CHIP-SPV / chipStar

chipStar is a tool for compiling and running HIP/CUDA on SPIR-V via OpenCL or Level Zero APIs.
Other
166 stars 27 forks source link

Rebase HIP 6.x + Update hip-tests #796

Closed pvelesko closed 3 months ago

pvelesko commented 4 months ago

Update HIP version from 5.1 to 6.x

uint32_t __device__ __ockl_multi_grid_num_grids() {return 0;}; 
uint32_t __device__ __ockl_multi_grid_grid_rank() {return 0;}; 
uint32_t __device__ __ockl_multi_grid_size() {return 0;}; 
uint32_t __device__ __ockl_multi_grid_thread_rank() {return 0;}; 
uint32_t __device__ __ockl_multi_grid_is_valid() {return 0;}; 
uint32_t __device__ __ockl_multi_grid_sync() {return 0;}; 
uint32_t __device__ __ockl_grid_sync() {return 0;}; 
uint32_t __device__ __ockl_grid_is_valid() {return 0;}; 
void __device__ __builtin_amdgcn_fence(int, const char*){};
unsigned int __device__ __builtin_amdgcn_mbcnt_lo(unsigned int, unsigned int){return 0;};
unsigned int __device__ __builtin_amdgcn_read_exec(void){return 0;};

Update hip-tests submodule

Update HIPCC

The following individual tests are still excluded, mostly due to failures in LLVM-SPIRV-Translator

  coalesced_group.cc
  coalesced_groups_shfl_down_old.cc
  coalesced_groups_shfl_up_old.cc
  coalesced_group_tiled_partition.cc

The following test categores are excluded due to unsuported features.

Occupancy

# failure in template argument resolution

Surface - not implemented:

surf1DLayeredread
surf1Dread
surf2DLayeredread
surf2Dread
surf3Dread
surfCubemapread

Texture - not implemented:

tex1DGrad
tex1DLayered
tex1DLayeredGrad
tex1DLayeredLod
tex1DLod
tex3D

One final caveat: test discovery happens at runtime, every single time.. This means that to run a single test, we need to discover all the tests first. Adds 70 seconds overhear for launching a single test. Total number of tests 975 -> 1898

pvelesko commented 4 months ago

Seeing a lot of these as well as a lot more test failures even some basic tests such as Unit_hipMemsetSync

863: CHIP warning [TID 3650729] [1710422994.385196816] : A device function is already registered and mapped to a different module.

@linehill

linehill commented 3 months ago
863: CHIP warning [TID 3650729] [1710422994.385196816] : A device function is already registered and mapped to a different module.
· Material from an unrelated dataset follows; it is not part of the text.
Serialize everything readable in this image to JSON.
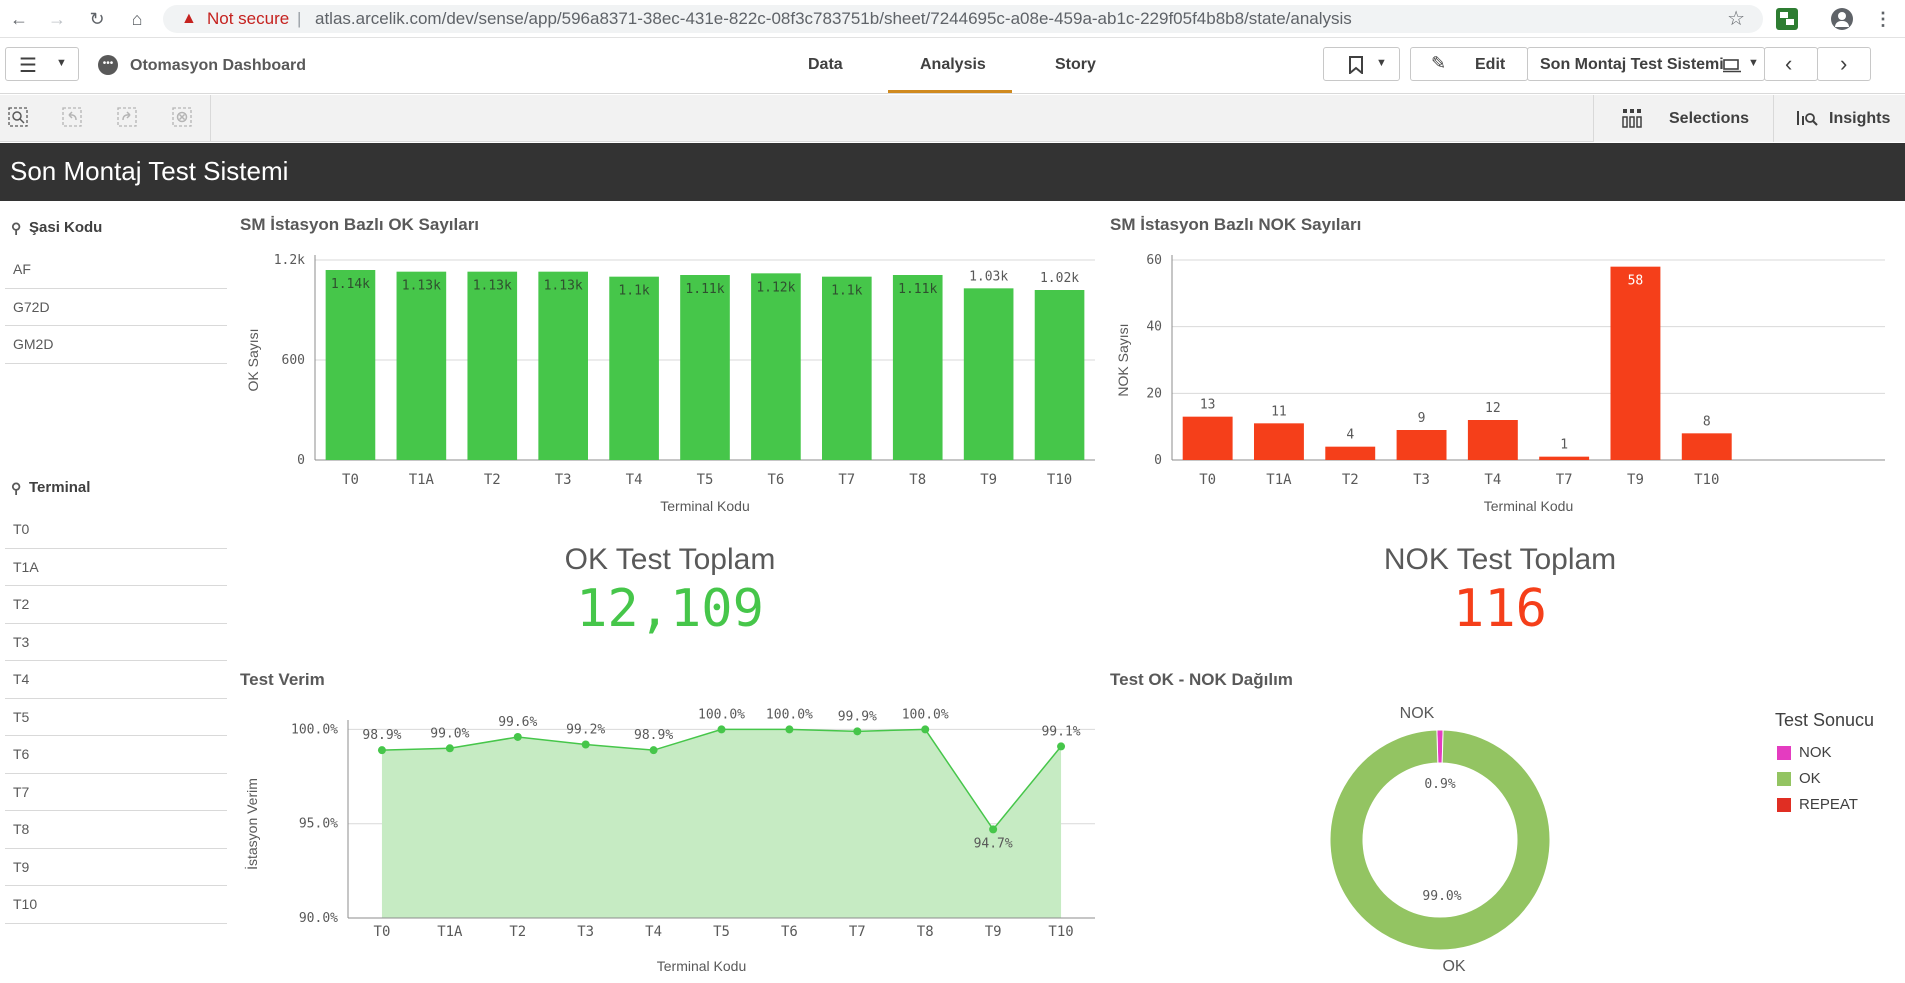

Probably just a false positive. I wrote the warning at a time I didn’t fully understood what was happening (__hipRegisterFuntcion() called multiple times with same host pointer). I made a patch to remove it: https://github.com/CHIP-SPV/chipStar/pull/809.
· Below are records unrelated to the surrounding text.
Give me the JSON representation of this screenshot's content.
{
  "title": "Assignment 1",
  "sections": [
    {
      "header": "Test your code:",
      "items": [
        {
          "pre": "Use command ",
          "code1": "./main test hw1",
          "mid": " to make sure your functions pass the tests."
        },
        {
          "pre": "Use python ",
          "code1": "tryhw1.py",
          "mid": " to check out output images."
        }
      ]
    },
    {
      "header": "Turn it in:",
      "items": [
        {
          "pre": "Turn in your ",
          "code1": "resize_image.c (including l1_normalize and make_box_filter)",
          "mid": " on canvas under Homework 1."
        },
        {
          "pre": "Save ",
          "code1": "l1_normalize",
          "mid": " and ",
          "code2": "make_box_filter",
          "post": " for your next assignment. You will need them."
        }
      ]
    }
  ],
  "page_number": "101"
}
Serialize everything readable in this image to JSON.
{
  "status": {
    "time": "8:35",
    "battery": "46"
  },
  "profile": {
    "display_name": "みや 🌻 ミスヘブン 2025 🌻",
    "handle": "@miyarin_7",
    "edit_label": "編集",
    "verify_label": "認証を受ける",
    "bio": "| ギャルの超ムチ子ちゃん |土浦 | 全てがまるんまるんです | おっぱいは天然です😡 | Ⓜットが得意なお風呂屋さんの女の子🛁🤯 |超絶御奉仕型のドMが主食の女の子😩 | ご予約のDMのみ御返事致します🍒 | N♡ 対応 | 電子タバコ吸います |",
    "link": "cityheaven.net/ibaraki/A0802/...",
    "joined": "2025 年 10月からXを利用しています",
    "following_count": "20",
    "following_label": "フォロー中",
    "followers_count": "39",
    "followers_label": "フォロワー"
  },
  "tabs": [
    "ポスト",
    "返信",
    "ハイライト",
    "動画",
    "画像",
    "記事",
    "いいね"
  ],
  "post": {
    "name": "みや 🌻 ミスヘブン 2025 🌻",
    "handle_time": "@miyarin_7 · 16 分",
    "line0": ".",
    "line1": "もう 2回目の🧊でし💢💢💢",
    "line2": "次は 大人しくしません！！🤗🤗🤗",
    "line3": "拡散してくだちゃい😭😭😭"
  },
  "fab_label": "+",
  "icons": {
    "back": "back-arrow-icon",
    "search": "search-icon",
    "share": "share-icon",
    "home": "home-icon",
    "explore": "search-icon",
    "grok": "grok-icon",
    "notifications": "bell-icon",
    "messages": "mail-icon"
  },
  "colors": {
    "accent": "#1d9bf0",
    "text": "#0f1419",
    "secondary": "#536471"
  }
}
linehill commented 3 months ago

FYI, building this branch from scratch with multiple jobs may end up in a situation where hipcc is not built before building hip-tests:

...
cd /mnt/md1/linehill/ws-chipstar-2/builds/chipstar/catch/catch_tests/unit/module && ../../../../bin/hipcc --genco --std=c++17 /mnt/md1/linehill/ws-chipstar-2/chipstar/hip-tests/catch/unit/module/get_function_module.cc -o get_function_module.code -I/mnt/md1/linehill/ws-chipstar-2/builds/chipstar/include/ --rocm-path=/opt/rocm
/bin/sh: 1: ../../../../bin/hipcc: not found
catch/catch_tests/unit/module/CMakeFiles/get_function_module.dir/build.make:72: recipe for target 'catch/catch_tests/unit/module/get_function_module.code' failed
make[2]: *** [catch/catch_tests/unit/module/get_function_module.code] Error 127
...
linehill commented 3 months ago
/mnt/md1/linehill/ws-chipstar-2/chipstar/include/hip/devicelib/type_casting_intrinsics.hh:32:36: warning: inline function '__double2hiint' is not defined [-Wundefined-inline]
extern "C++" inline __device__ int __double2hiint(double x);

Removing the inline suppresses the warning. The inline qualifier is only meaningful for function definitions.

pvelesko commented 3 months ago

Please run clang-format for the whole patch set. E.g. with git clang-format main.

done

Did you check if there are new hipDeviceProp_t and hipDeviceAttribute_t entries and updated hipGetDeviceProperties() and hipDeviceGetAttribute() to respond to them?

Yes there changes to these but since we decided to stick with the old tests for the time being it doesn't make sense to update these and have two sets of broken unit tests.